The neurocognitive role of working memory load when Pavlovian motivational control affects instrumental learning

Park, H., Doh, H., Lee, E., Park, H., & Ahn, W.-Y. 2023. PLOS Computational Biology

Abstract

Humans and animals learn optimal behaviors by interacting with the environment. Research suggests that a fast, capacity-limited working memory (WM) system and a slow, incremental reinforcement learning (RL) system jointly contribute to instrumental learning. Situations that strain WM resources alter several decision-making processes and the balance between multiple decision-making systems: under WM loads, learning becomes slow and incremental, while reward prediction error (RPE) signals become stronger; the reliance on computationally efficient learning increases as WM demands are balanced against computationally costly strategies; and action selection becomes more random. Meanwhile, instrumental learning is known to interact with Pavlovian learning, a hard-wired system that motivates approach to reward and avoidance of punishment. However, the neurocognitive role of WM load during instrumental learning under Pavlovian influence remains unknown, while conflict between the two systems sometimes leads to suboptimal behavior. Thus, we conducted a functional magnetic resonance imaging (fMRI) study (N=49) in which participants completed an instrumental learning task with Pavlovian–instrumental conflict (the orthogonalized go/no-go task); WM load was manipulated with dual-task conditions. Behavioral and computational modeling analyses revealed that WM load compromised learning by reducing the learning rate and increasing random choice, without affecting Pavlovian bias.
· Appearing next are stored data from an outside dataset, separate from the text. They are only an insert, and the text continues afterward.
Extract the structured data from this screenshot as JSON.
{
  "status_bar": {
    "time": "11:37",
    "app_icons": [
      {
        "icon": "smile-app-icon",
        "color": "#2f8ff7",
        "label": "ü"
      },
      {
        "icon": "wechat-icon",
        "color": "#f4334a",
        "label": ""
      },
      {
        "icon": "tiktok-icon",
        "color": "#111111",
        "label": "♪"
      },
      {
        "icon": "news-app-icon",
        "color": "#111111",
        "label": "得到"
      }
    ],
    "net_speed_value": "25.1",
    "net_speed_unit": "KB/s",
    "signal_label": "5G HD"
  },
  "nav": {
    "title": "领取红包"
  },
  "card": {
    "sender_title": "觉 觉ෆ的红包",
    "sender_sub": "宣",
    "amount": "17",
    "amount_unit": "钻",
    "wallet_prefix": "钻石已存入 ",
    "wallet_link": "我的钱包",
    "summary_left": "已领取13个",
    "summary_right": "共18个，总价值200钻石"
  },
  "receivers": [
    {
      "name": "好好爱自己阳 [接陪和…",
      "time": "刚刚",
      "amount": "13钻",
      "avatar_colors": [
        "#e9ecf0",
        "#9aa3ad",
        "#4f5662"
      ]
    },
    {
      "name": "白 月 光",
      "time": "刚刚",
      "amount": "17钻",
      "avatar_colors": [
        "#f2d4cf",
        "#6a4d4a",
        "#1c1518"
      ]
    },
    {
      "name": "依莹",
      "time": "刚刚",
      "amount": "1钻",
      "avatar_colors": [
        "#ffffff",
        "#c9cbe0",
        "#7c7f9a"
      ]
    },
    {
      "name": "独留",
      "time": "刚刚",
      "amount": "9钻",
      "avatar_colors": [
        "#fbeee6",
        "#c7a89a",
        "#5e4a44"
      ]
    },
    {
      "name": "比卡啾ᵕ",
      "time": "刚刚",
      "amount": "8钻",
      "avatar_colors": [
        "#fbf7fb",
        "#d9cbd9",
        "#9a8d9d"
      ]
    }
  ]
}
Model-based fMRI analysis revealed that WM load strengthened RPE signaling in the striatum. Moreover, under WM load, the striatum showed weakened connectivity with the ventromedial and dorsolateral prefrontal cortex when computing reward expectations. These results suggest that the limitation of cognitive resources by WM load decelerates instrumental learning through the weakened cooperation between WM and RL; such limitation also makes action selection more random, but it does not directly affect the balance between instrumental and Pavlovian systems.